A group of macaques sitting together and grooming at Cayo Santiago in Peurto Rico.
Devastating environmental disasters have a way of bringing people together – and scientists have found the same may also hold true for monkeys.
New research involving UK scientists has found that rhesus macaques living in Cayo Santiago, Puerto Rico made more friends and became more tolerant of each other after a major hurricane ravaged the island in 2017.
Researchers from the universities of Pennsylvania and Exeter were already studying the monkeys in Cayo Santiago – also known as “Monkey Island” – when Hurricane Maria hit Puerto Rico, killing more than 3,000 people.
The team said they noticed the creatures suddenly seemed more tolerant of other individuals, including former competitors, in the aftermath of the storm.
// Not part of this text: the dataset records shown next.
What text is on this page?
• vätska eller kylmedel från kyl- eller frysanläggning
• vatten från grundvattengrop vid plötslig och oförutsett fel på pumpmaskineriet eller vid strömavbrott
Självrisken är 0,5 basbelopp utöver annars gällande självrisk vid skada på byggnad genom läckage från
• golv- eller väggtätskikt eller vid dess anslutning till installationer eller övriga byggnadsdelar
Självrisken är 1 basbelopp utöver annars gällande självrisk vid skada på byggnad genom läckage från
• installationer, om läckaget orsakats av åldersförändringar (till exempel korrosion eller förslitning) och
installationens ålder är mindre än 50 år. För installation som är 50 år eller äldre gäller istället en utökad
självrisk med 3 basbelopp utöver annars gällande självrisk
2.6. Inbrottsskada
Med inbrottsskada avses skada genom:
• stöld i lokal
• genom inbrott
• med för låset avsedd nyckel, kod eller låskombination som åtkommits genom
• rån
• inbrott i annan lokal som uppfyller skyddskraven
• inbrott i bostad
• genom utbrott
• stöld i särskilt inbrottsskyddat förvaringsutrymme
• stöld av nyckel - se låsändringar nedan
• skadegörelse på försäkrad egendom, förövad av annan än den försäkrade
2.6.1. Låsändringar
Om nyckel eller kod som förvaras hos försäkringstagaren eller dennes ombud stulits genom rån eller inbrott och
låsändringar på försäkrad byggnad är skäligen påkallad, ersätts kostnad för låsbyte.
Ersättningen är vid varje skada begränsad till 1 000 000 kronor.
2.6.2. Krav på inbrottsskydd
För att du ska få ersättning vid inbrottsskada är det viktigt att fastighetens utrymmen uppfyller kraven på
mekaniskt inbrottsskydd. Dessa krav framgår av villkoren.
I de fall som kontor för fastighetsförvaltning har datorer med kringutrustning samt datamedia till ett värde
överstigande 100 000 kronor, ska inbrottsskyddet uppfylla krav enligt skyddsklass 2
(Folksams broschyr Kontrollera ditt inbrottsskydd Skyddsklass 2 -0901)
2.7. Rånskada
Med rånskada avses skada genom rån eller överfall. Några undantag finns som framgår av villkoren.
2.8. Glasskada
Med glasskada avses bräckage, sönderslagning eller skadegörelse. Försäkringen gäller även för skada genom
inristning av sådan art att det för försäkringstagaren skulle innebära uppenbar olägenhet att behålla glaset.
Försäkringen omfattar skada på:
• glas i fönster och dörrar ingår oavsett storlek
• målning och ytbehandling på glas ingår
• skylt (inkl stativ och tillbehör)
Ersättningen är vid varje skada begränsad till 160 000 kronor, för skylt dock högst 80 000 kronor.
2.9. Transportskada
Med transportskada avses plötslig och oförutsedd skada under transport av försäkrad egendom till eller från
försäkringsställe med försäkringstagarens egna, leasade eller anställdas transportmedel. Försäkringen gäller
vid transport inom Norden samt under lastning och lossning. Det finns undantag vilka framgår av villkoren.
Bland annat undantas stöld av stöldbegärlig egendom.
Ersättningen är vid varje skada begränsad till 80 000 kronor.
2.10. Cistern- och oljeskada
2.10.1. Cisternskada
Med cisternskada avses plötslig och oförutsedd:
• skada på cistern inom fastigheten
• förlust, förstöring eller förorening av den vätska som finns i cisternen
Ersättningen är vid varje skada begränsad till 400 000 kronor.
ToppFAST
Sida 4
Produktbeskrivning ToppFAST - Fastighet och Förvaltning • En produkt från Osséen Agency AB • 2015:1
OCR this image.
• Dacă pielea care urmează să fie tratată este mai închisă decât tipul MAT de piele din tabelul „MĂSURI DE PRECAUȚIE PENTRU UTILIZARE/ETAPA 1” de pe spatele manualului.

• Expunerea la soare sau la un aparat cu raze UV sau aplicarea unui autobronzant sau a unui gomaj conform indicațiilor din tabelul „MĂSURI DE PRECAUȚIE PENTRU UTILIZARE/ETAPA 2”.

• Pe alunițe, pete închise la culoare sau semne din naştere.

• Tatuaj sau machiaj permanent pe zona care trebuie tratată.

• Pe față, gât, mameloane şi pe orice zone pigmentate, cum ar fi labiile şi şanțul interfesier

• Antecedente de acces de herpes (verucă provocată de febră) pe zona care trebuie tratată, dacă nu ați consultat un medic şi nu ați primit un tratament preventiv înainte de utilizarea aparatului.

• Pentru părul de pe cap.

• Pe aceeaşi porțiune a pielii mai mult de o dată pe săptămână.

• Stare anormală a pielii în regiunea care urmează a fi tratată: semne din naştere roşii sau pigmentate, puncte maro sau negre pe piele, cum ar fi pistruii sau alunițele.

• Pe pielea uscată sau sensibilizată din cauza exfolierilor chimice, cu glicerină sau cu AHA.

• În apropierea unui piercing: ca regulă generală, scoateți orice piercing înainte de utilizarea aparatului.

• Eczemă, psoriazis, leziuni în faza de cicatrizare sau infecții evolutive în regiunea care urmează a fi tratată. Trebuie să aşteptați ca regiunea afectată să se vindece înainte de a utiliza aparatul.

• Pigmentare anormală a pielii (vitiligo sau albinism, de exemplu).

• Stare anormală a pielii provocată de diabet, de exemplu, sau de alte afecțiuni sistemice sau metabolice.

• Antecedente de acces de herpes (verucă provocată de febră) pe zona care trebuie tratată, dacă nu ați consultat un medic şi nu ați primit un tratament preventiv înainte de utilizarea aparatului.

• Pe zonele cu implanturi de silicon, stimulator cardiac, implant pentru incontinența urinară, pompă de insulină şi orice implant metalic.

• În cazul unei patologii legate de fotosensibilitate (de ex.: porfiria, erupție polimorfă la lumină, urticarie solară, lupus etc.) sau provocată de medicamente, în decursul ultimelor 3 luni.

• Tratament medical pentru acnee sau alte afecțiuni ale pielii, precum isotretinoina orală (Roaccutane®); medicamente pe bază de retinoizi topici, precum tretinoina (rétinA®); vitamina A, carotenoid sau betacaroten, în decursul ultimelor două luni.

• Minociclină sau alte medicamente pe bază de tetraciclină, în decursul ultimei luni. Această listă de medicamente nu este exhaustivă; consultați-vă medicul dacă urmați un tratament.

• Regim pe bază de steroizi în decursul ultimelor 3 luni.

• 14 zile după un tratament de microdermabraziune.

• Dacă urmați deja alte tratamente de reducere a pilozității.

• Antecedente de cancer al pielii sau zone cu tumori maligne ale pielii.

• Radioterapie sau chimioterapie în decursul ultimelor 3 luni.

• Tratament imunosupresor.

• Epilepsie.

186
Professor Lauren Brent, from Exeter University said: “We expected the monkeys would use their closest allies to cope with the ecological devastation of the hurricane and so would invest in their existing relationships.
“Instead, the macaques expanded their social networks and the number of individuals that they tolerated sharing limited resources, like a shady space to sit.”
Three years since hurricane devastation, the macaques appear to have maintained the connections formed after the hurricane – by sitting next to each other or grooming, the researchers said.
They found that the increase in social connections was driven largely by those most socially isolated before the hurricane.
The animals also opted for the paths of least resistance, forming connections with the friends of their friends, the researchers said.
The scientists said their work supports the hypothesis that friendly social connections could help primates adapt to extreme environmental change.
Camille Testard, a PhD student at the University of Pennsylvania in the US, said: “They (the rhesus macaques) extended their social networks to include more partners.
“This tells us that these animals can dynamically respond to major events by tweaking the composition of their social networks – individuals who are socially isolated aren’t locked into that, and new relationships can be formed.”
As part of the next steps, the team wants to investigate the long-term effects of making new social connections – which could also help understand how humans cope in the midst of extreme challenges.
James Higham, of New York University in the US, said: “Social relationships have a surprisingly large impact on human health and being in a poor social environment is a high risk factor for humans – remarkably, as high as other health risk factors such as smoking.
“How variation in the social environment gets under the skin and impacts our biology remains unclear.
“Our work on the impacts of changes in sociality following a natural disaster adds yet another element to this complex dynamic.”
The research is published in the journal Current Biology.